The common European currency has been having hard times ever since it was introduced in 1999. According to various analysts, economists and other financial experts, the common currency is currently facing 2 major problems:
· Financial instability in Spain , Greece and Portugal along with no clear solutions for preventing such scenarios in the future.
· The very fact that the eurozone has no clear and efficient solution scares away investors and worsens the overall economic and financial situation in the area.
What are the prospects of the common currency? Let's ask Masterforex-V Academy.
S&P Cuts EU's Rating
One of the recent strikes on the stability of the common European currency took place when S&P, a major US agency, decided to cut the rating of the European Union by 1 step – from AAA to AA+. The forecast is stable.
The agency explained that the rating reflects the overall creditworthiness of all the 28 EU members. The rating cut indicates the overall decline in the economic situation seen in the EU. By the way, in the second half of the year, the same rating agency downgraded the sovereign ratings of France and the Netherlands.
Masterforex-V Academy's Opinion
Market Leader interviewed some of the experts working for Masterforex-V Academy shared their opinion on the matter and made their predictions concerning the near-term future of EURUSD.

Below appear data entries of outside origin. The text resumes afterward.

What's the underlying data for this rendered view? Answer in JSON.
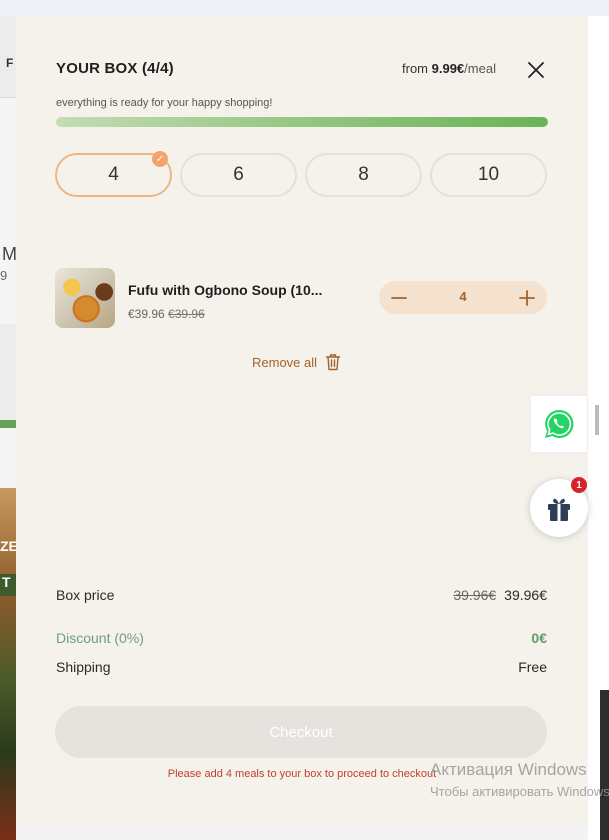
{
  "background": {
    "header_text": "F",
    "left_letter_m": "M",
    "left_number": "9",
    "photo_text_1": "ZE",
    "photo_text_2": "T",
    "watermark_line1": "Активация Windows",
    "watermark_line2": "Чтобы активировать Windows"
  },
  "box": {
    "title": "YOUR BOX (4/4)",
    "price_from_prefix": "from ",
    "price_from_amount": "9.99€",
    "price_from_unit": "/meal",
    "ready_text": "everything is ready for your happy shopping!",
    "progress_fraction": 1.0,
    "sizes": [
      "4",
      "6",
      "8",
      "10"
    ],
    "selected_size": "4"
  },
  "item": {
    "name": "Fufu with Ogbono Soup (10...",
    "price": "€39.96",
    "old_price": "€39.96",
    "quantity": "4"
  },
  "remove_all_label": "Remove all",
  "summary": {
    "box_price_label": "Box price",
    "box_price_old": "39.96€",
    "box_price": "39.96€",
    "discount_label": "Discount (0%)",
    "discount_value": "0€",
    "shipping_label": "Shipping",
    "shipping_value": "Free"
  },
  "checkout_label": "Checkout",
  "checkout_warning": "Please add 4 meals to your box to proceed to checkout",
  "gift_badge_count": "1",
  "colors": {
    "accent_orange": "#f0b682",
    "stepper_bg": "#f4e2ce",
    "stepper_text": "#a0622e",
    "progress_green": "#6ab356",
    "warning_red": "#c2402b",
    "whatsapp_green": "#25d366"
  },
  "icons": {
    "close": "close-icon",
    "check": "check-icon",
    "minus": "minus-icon",
    "plus": "plus-icon",
    "trash": "trash-icon",
    "whatsapp": "whatsapp-icon",
    "gift": "gift-icon"
  }
}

Market Leader: How did EURUSD react to the existing monetary policies conducted by the ECB and the Federal Reserve?
The experts: The existing situation is that the Fed is about to start tapering the QE program while the record-low inflation seen in Europe makes the local authorities ease their monetary policies even further. Apparently, the situation directly influences the EURUSD exchange rate. In particular, it is restraining the rally shown by EURUSD recently. At the same time, no rally leading to a stronger common currency is beneficial for the export-oriented European economies. Still, the year of 2014 is expected to be more favorable for the EU economy, which can provide extra support to the common European currency. This makes us expect a slight retracement from the current price levels. However, this retracement won't probably grow into a full-fledged downtrend.
Market Leader: What can the new tech analysis tell us about the future of EURUSD?
The experts: As far as the DFWA analysis is concerned, the current retracement is going on within the scope of the last sub-wave inside a bigger scale retracement from the rally seen from late July 2012 till late January 2013. This move can really bring the market deeper. Still, there are some major support levels on the way down. The price is currently fluctuating around one of them and doesn't seem to be able to break below it. At this point, the bottom is around 1.35.
Market Leader: What will be the EURUSD exchange rate in the near future?
The experts: Let's consider the red bullish wave seen in the chart above (H4 chart):
The uptrend started on July 9th formed 2 major volume clusters – 1.3250 and 1.3520. The move started on October 25th can be considered the beginning of the bearish reversal. The supposition will be confirmed if the price breaks and consolidates below 1.3520 and further below 1.3296 (the end of the red bearish wave).
The upward move since November 7th (the blue lines) still fits a correction (recovery)against the red-line bearish move.
If the supposition is correct, the move started on December 11th is the 3rd red wave. The expected targets are 1.3090 - 1.2960. The scenario is also confirmed by the decline of EURUSD caused by the Fed's statement made on December 18th. Still, this is a small-scale move at this point.
The scenario implementing further blue waves cannot be completely excluded by now. By the way, the price has already shown a clear reaction to levels 1.3620 and 1.3710. The price consolidation relative to those levels will determine the near-term behavior of EURUSD.
As for price declines, a 2-3% decline is not a reason for global panic. The EURUSD exchange rate won't probably affect retail prices around the globe to much.